L’inulina è una fibra solubile ad azione prebiotica, cioè funge da “cibo” per i microrganismi buoni che popolano il nostro intestino. Grazie alla sua azione aiuta a regolarizzare l’attività intestinale e migliora l’assorbimento di calcio e magnesio. L’inulina giunta nell’intestino viene fermentata dalla flora intestinale, soprattutto dai bifidobatteri che in questo modo producono gli SCAF acidi grassi a catena corta, come acido acetico, butirrato e proprionato che vanno a esplicare le proprietà biologiche dell’inulina esercitando azione protettiva nei confronti degli enterociti (cellule dell’intestino) e inibendo la sintesi del colesterolo.
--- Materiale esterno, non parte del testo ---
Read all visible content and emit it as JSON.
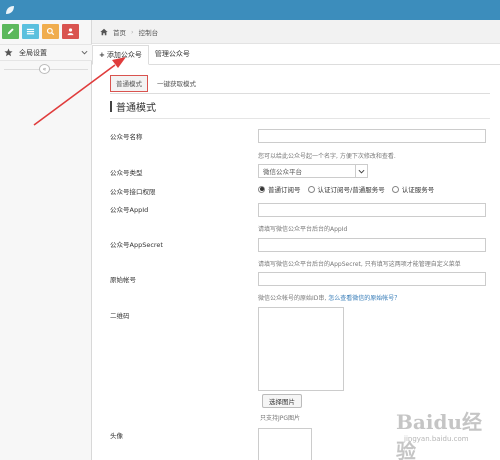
{
  "sidebar": {
    "quick_buttons": [
      {
        "name": "edit",
        "color": "#5cb85c"
      },
      {
        "name": "grid",
        "color": "#5bc0de"
      },
      {
        "name": "search",
        "color": "#f0ad4e"
      },
      {
        "name": "user",
        "color": "#d9534f"
      }
    ],
    "menu_label": "全局设置",
    "collapse_glyph": "«"
  },
  "breadcrumb": {
    "home": "首页",
    "separator": "›",
    "current": "控制台"
  },
  "tabs": [
    {
      "label": "添加公众号",
      "plus": "+"
    },
    {
      "label": "管理公众号"
    }
  ],
  "modes": [
    "普通模式",
    "一键获取模式"
  ],
  "section_title": "普通模式",
  "form": {
    "name_label": "公众号名称",
    "name_help": "您可以给此公众号起一个名字, 方便下次修改和查看.",
    "type_label": "公众号类型",
    "type_value": "微信公众平台",
    "perm_label": "公众号接口权限",
    "perm_options": [
      "普通订阅号",
      "认证订阅号/普通服务号",
      "认证服务号"
    ],
    "appid_label": "公众号AppId",
    "appid_help": "请填写微信公众平台后台的AppId",
    "secret_label": "公众号AppSecret",
    "secret_help": "请填写微信公众平台后台的AppSecret, 只有填写这两项才能管理自定义菜单",
    "orig_label": "原始帐号",
    "orig_help": "微信公众帐号的原始ID串,",
    "orig_link": "怎么查看微信的原始帐号？",
    "qr_label": "二维码",
    "upload_label": "选择图片",
    "upload_help": "只支持JPG图片",
    "avatar_label": "头像"
  },
  "watermark": {
    "text": "Baidu经验",
    "sub": "jingyan.baidu.com"
  },
  "colors": {
    "topbar": "#3c8dbc",
    "annotation_arrow": "#e03c3c",
    "mode_active_border": "#d9534f"
  }
}
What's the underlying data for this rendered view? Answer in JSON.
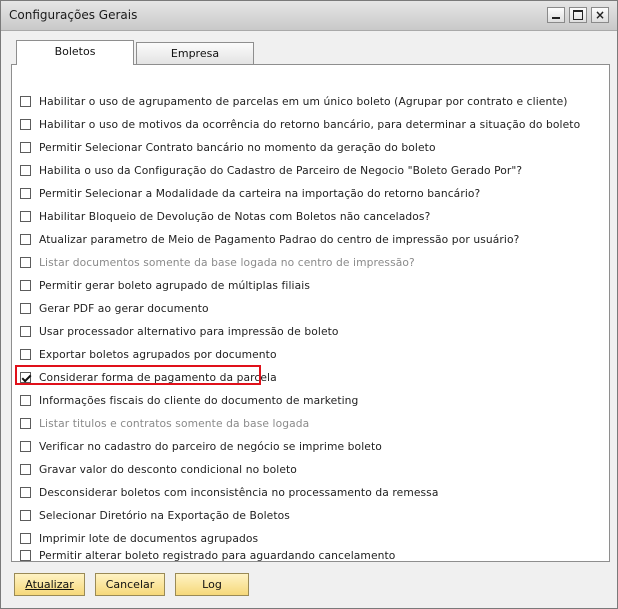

La fibra di acacia viene estratta dalla pianta Robinia pseudoacacia (dalla quale si ricava il miele) appartenente alla famiglia delle Fabaceae. E’ anch’essa una fibra idrosolubile. Ha un sapore neutro e favorisce la normalizzazione della flora intestinale. Aiuta anche la produzione di colesterolo HDL nel corpo.

 

Altro tipo di fibra che sta trovando impiego nei prodotti healthy sono i beta-glucani. Si tratta di una classe di polisaccaridi indigeribili presenti in crusca, orzo e avena. Anch’essi hanno interessanti proprietà ipoglicemizzanti e ipocolesterolemizzanti in quanto giungono inalterati nell’intestino dove rendono scarso l’assorbimento di glucosio e colesterolo.